The Commission has also proposed a framework for sector-specific and performance-based grants.  State-specific grants will be provided in the final report.

  • Recommendations on fiscal roadmap
    • Fiscal deficit and debt levels:  It recommended that both central and state governments should focus on debt consolidation and comply with the fiscal deficit and debt levels as per their respective Fiscal Responsibility and Budget Management (FRBM) Acts.
    • Off-budget borrowings: It recommended that both the central and state governments should make full disclosure of extra-budgetary borrowings as the financing capital expenditure through off-budget borrowings detracts from compliance with the FRBM Act.
    • Statutory framework for public financial management: The Commission recommended forming an expert group to draft legislation to provide for a statutory framework for a sound public financial management system.  
    • Tax capacity: The Commission recommended: (i) broadening the tax base, (ii) streamlining tax rates, (iii) and increasing capacity and expertise of tax administration in all tiers of the government. 
      • In 2018-19, the tax revenue of state governments and central government together stood at around 17.5% of GDP, which is far below the estimated tax capacity of the country.  
      • Further, India’s tax capacity has largely remained unchanged since the early 1990s.   
    • GST implementation: The Commission highlighted some challenges with the implementation of the Goods and Services Tax (GST).  These include: 
      • large shortfall in collections as compared to original forecast, 
      • high volatility in collections, 
      • accumulation of large integrated GST credit, 
      • glitches in invoice and input tax matching, and 
      • delay in refunds.  

The Commission observed that the continuing dependence of states on compensation from the central government (21 states out of 29 states in 2018-19) for making up for the shortfall in revenue is a concern.  

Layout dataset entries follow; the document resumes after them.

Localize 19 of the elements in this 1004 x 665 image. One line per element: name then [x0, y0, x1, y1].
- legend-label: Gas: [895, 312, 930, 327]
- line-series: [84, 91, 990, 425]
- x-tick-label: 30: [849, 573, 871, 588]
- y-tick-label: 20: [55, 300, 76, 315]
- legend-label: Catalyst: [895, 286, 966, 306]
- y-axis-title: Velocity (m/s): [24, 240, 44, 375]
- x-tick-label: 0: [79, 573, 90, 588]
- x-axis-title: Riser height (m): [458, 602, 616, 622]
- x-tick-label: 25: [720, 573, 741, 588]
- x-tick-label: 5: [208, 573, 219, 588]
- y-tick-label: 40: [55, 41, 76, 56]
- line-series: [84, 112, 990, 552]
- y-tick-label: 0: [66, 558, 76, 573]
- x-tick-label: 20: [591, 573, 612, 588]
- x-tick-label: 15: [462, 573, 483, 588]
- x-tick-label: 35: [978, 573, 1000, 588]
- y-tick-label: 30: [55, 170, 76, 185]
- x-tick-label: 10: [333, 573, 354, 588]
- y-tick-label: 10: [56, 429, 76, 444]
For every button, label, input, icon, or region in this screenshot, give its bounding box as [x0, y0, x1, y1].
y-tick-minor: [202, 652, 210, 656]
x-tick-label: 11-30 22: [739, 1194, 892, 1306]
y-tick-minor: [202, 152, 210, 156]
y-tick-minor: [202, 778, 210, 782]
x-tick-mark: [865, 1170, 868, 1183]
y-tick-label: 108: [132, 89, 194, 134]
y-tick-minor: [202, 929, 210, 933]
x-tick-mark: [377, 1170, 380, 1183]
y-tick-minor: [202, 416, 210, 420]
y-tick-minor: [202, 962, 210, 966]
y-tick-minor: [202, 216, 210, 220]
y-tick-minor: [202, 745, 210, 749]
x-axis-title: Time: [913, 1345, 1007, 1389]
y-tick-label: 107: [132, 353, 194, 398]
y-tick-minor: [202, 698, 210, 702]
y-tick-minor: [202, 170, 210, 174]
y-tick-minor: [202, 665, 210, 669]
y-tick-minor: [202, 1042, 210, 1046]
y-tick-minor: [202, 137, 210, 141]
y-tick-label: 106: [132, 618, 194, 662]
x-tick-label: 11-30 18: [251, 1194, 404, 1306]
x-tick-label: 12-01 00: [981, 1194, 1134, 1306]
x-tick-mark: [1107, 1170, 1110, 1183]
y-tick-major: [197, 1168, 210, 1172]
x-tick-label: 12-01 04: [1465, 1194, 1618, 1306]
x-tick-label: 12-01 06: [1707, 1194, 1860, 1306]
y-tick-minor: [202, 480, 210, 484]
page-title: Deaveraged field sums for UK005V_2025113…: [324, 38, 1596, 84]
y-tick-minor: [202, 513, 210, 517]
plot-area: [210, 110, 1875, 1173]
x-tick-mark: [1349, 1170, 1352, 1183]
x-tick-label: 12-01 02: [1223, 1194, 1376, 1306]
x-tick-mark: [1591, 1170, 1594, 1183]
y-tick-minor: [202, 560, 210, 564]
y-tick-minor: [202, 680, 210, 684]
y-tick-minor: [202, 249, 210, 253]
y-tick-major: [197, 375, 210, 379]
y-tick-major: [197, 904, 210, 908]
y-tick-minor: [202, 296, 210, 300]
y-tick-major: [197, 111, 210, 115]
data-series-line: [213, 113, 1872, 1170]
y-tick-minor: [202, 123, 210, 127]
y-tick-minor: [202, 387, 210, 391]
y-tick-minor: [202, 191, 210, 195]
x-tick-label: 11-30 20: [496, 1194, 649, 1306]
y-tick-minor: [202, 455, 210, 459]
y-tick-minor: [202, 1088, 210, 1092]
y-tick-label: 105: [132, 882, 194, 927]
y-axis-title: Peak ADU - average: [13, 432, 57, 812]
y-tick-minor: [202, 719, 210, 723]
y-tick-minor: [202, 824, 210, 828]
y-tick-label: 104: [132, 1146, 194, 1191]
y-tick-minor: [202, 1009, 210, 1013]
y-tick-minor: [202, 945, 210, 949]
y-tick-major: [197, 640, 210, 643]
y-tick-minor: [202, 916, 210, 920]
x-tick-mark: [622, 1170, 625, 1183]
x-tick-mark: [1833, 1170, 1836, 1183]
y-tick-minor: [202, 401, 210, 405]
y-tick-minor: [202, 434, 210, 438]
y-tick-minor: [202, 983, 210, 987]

It suggested that the structural implications of GST for low consumption states need to be considered.

 

Advisory council of 15th FC

  • The commission constituted an advisory council to advise it on matters related to its terms of reference. 
  • The council consisted of the president of Forum for Strategic Initiatives and former Chief Economic Adviser to the Government of India.
  • Chief Economic Adviser to the Government of India, Krishnamurthy Subramanian, was inducted as a member of the advisory council in May 2019.